Here is an example: The National Electric Code is modified about every three years. The people writing it are the National Fire Protection Agency. At first blush, sounds like a pretty handy group of people to have. In actuality, the NFPA is boarded and lobbied by manufacturers of electrical and electrical safety equiptment. Through the use of anecdotals, and sometimes worthy, evidence, the Code gets changed. What I have seen over twenty years is that the manufacturers are always the benefactors of these changes. Were some of these good changes? Sure.
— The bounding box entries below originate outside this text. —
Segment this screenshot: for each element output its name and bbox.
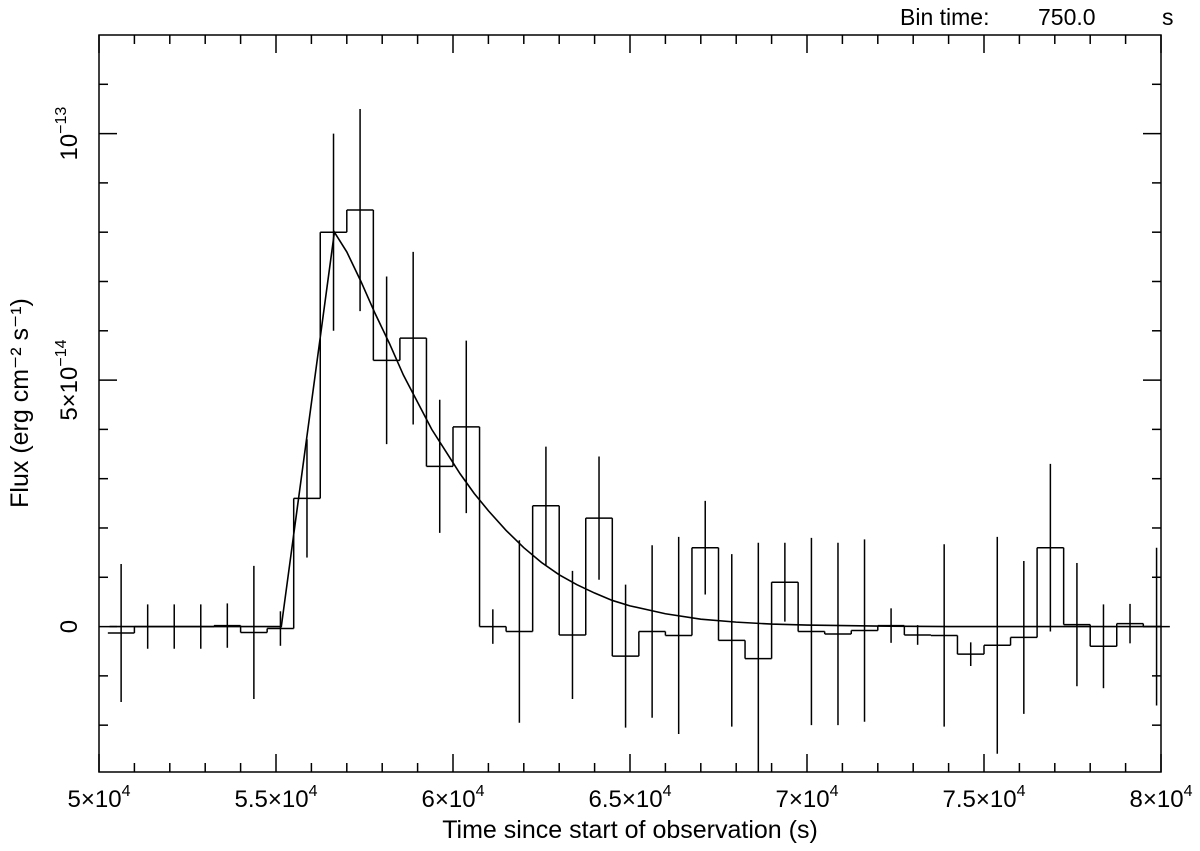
x-tick-label: 8×104: [1130, 783, 1193, 813]
y-axis-label: Flux (erg cm⁻² s⁻¹): [6, 298, 34, 508]
model-curve: [109, 229, 1161, 628]
x-tick-label: 7.5×104: [943, 783, 1026, 813]
bin-time-value: 750.0: [1038, 4, 1096, 30]
y-tick-label: 0: [56, 620, 83, 633]
plot-frame: [98, 34, 1162, 773]
y-tick-label: 5×10−14: [53, 339, 83, 420]
x-tick-label: 5.5×104: [235, 783, 318, 813]
x-tick-label: 6×104: [422, 783, 485, 813]
y-tick-label: 10−13: [53, 107, 83, 161]
x-tick-label: 7×104: [776, 783, 839, 813]
bin-time-unit: s: [1162, 4, 1174, 30]
x-tick-label: 5×104: [68, 783, 131, 813]
bin-time-label: Bin time:: [900, 4, 990, 30]
x-axis-label: Time since start of observation (s): [442, 816, 818, 844]
x-tick-label: 6.5×104: [589, 783, 672, 813]
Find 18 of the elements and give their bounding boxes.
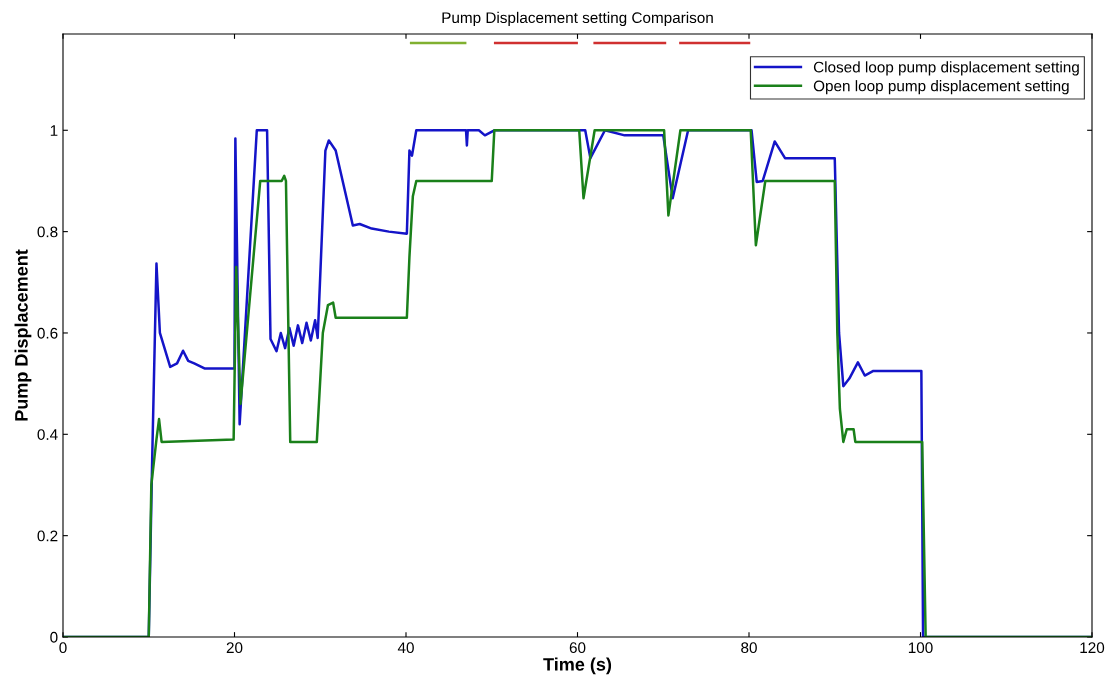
y-tick-label: 0.6 — [37, 327, 58, 339]
y-tick-label: 0.4 — [37, 429, 58, 440]
y-tick-label: 1 — [50, 125, 58, 136]
legend-label: Closed loop pump displacement setting — [813, 61, 1079, 76]
x-tick-label: 120 — [1080, 642, 1105, 654]
x-tick-label: 80 — [741, 642, 757, 654]
x-tick-label: 60 — [569, 642, 586, 654]
x-tick-label: 100 — [908, 642, 933, 654]
y-axis-title: Pump Displacement — [14, 249, 32, 421]
x-tick-label: 20 — [226, 642, 243, 654]
y-tick-label: 0 — [50, 631, 58, 643]
y-tick-label: 0.2 — [37, 530, 58, 542]
x-tick-label: 40 — [397, 642, 414, 654]
y-tick-label: 0.8 — [37, 226, 58, 238]
legend-label: Open loop pump displacement setting — [813, 80, 1069, 95]
x-axis-title: Time (s) — [543, 657, 612, 675]
chart-title: Pump Displacement setting Comparison — [442, 11, 713, 27]
x-tick-label: 0 — [59, 642, 67, 654]
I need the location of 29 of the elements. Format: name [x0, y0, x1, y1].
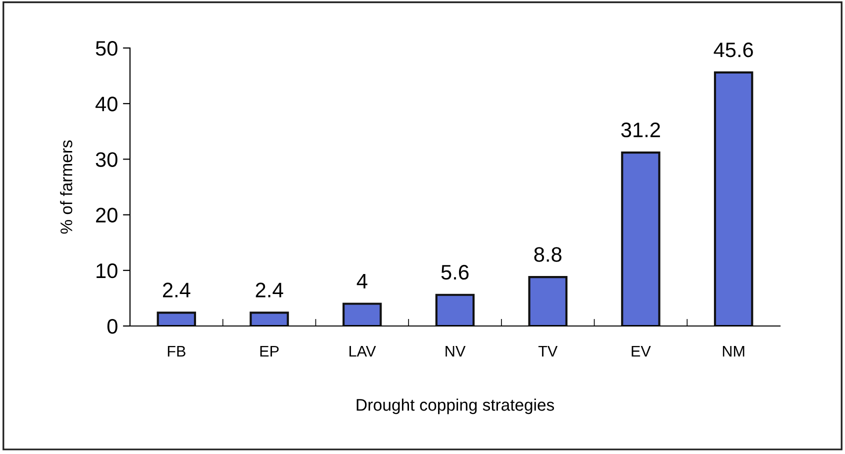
y-tick-label: 20 — [96, 208, 118, 223]
x-tick-label: LAV — [350, 346, 376, 357]
bar — [342, 302, 382, 326]
data-label: 45.6 — [714, 42, 753, 58]
y-axis-title: % of farmers — [60, 140, 72, 234]
y-tick-label: 40 — [96, 96, 118, 112]
x-tick-label: NV — [446, 346, 466, 357]
data-label: 31.2 — [621, 122, 660, 138]
x-tick-label: FB — [168, 346, 186, 357]
data-label: 5.6 — [441, 264, 469, 280]
x-axis-title: Drought copping strategies — [356, 398, 554, 414]
x-tick-label: EV — [632, 346, 651, 357]
data-label: 2.4 — [256, 282, 284, 298]
bar — [435, 294, 475, 326]
bar — [156, 312, 196, 326]
bar — [528, 276, 568, 326]
bar — [250, 312, 289, 326]
data-label: 8.8 — [534, 247, 562, 262]
bar — [714, 71, 754, 326]
x-tick-label: TV — [538, 346, 558, 357]
data-label: 2.4 — [163, 282, 190, 298]
y-tick-label: 50 — [96, 41, 118, 56]
y-tick-label: 0 — [107, 319, 118, 334]
x-tick-label: NM — [722, 346, 744, 357]
y-tick-label: 10 — [96, 263, 118, 278]
y-tick-label: 30 — [96, 152, 118, 167]
data-label: 4 — [356, 274, 368, 288]
x-tick-label: EP — [260, 346, 279, 357]
bar — [621, 151, 660, 326]
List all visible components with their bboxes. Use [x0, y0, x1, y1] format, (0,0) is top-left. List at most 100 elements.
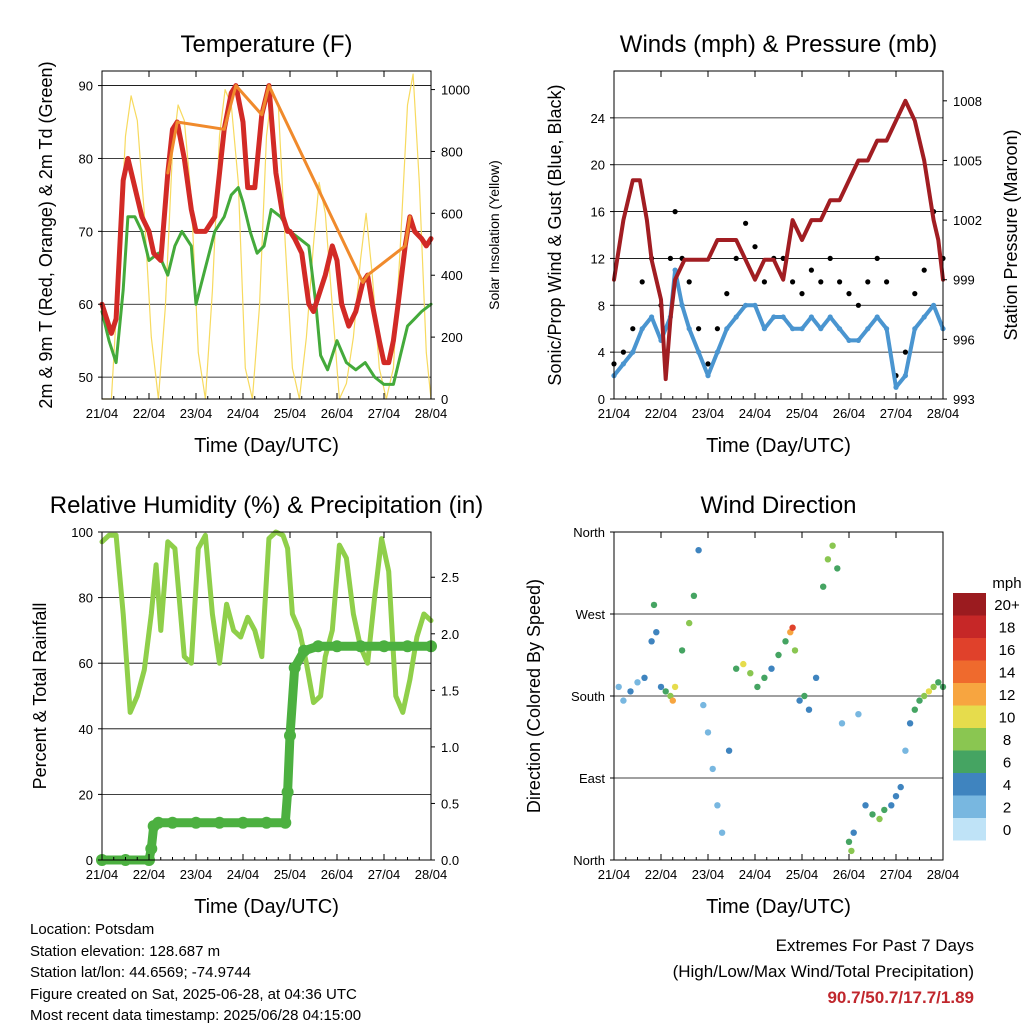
x-tick-label: 24/04	[227, 406, 260, 421]
wind-direction-point	[902, 747, 909, 754]
gust-point	[761, 279, 768, 285]
x-tick-label: 27/04	[368, 867, 401, 882]
panel-frame-2	[101, 531, 432, 861]
x-tick-label: 23/04	[692, 406, 725, 421]
wind-direction-point	[725, 747, 733, 754]
precip-marker	[378, 640, 390, 653]
latlon-text: Station lat/lon: 44.6569; -74.9744	[30, 964, 252, 982]
y-tick-label: 60	[79, 656, 93, 671]
gust-point	[752, 244, 758, 250]
wind-direction-point	[801, 692, 808, 700]
y-tick-label: 8	[598, 298, 605, 313]
gust-point	[733, 255, 739, 261]
gust-point	[837, 279, 843, 285]
wind-direction-point	[718, 829, 726, 836]
wind-direction-point	[930, 683, 937, 691]
wind-direction-points	[615, 542, 947, 855]
chart-title: Temperature (F)	[180, 31, 352, 58]
gust-point	[865, 279, 871, 285]
x-tick-label: 23/04	[180, 867, 213, 882]
colorbar-label: 18	[999, 620, 1016, 637]
colorbar-swatch	[953, 728, 986, 751]
colorbar-label: 10	[999, 710, 1016, 727]
y-right-tick-label: 600	[441, 206, 463, 221]
wind-direction-point	[881, 806, 888, 814]
colorbar-label: 20+	[994, 597, 1020, 614]
y-tick-label: 80	[79, 151, 93, 166]
elevation-text: Station elevation: 128.687 m	[30, 942, 221, 960]
colorbar-label: 0	[1003, 822, 1011, 839]
colorbar-title: mph	[992, 575, 1021, 592]
colorbar-label: 14	[999, 665, 1016, 682]
y-tick-label: 0	[86, 853, 93, 868]
y-tick-label: 20	[79, 787, 93, 802]
x-tick-label: 27/04	[880, 406, 913, 421]
precip-marker-group	[96, 640, 437, 866]
colorbar-swatch	[953, 750, 986, 773]
colorbar-swatch	[953, 660, 986, 683]
wind-direction-point	[897, 783, 904, 791]
x-axis-label: Time (Day/UTC)	[706, 435, 851, 457]
panel-frame-0	[101, 70, 432, 400]
precip-marker	[288, 661, 301, 674]
wind-direction-point	[845, 838, 853, 845]
colorbar-label: 6	[1003, 755, 1011, 772]
precip-marker	[331, 640, 343, 653]
wind-direction-point	[906, 720, 914, 727]
x-axis-label: Time (Day/UTC)	[194, 435, 339, 457]
wind-direction-point	[876, 815, 883, 823]
x-tick-label: 25/04	[274, 867, 307, 882]
gust-point	[808, 267, 815, 273]
gust-point	[855, 302, 862, 308]
precip-marker	[213, 816, 226, 829]
x-tick-label: 26/04	[833, 867, 866, 882]
wind-direction-point	[791, 647, 799, 654]
precip-marker	[260, 816, 273, 829]
x-tick-label: 23/04	[180, 406, 213, 421]
figure-created-text: Figure created on Sat, 2025-06-28, at 04…	[30, 985, 357, 1003]
x-axis-label: Time (Day/UTC)	[194, 896, 339, 918]
colorbar-swatch	[953, 795, 986, 818]
wind-direction-point	[690, 592, 698, 599]
precip-marker	[145, 842, 158, 855]
extremes-heading: Extremes For Past 7 Days	[775, 936, 974, 955]
x-tick-label: 28/04	[927, 406, 960, 421]
wind-direction-point	[653, 629, 660, 636]
wind-direction-point	[911, 706, 918, 713]
y-right-tick-label: 0	[441, 392, 448, 407]
precip-marker	[166, 816, 179, 829]
wind-direction-point	[925, 688, 933, 695]
precip-marker	[298, 644, 311, 657]
x-tick-label: 24/04	[739, 867, 772, 882]
x-tick-label: 26/04	[321, 406, 354, 421]
y-tick-label: 50	[79, 370, 93, 385]
pressure-line	[612, 98, 945, 382]
y-right-tick-label: 0.5	[441, 796, 459, 811]
y-right-tick-label: 1008	[953, 94, 982, 109]
y-right-tick-label: 2.0	[441, 627, 459, 642]
dewpoint-line	[100, 186, 433, 386]
gust-point	[667, 255, 674, 261]
y-tick-label: 24	[591, 111, 605, 126]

Were some of these changes just absolutely un-needed? Yep. Follow the money .
Understand, I am not complaining about the NFPA. At it's core, it's made of a good bunch of people. But as in all things, it's influenced by people who benefit monetarily. While this is not the best example, it illustrates a point. Now, take this up to where the real money is. Alcohol and Pharma are flush with cash.
If I am talking out my hind end, please let me know.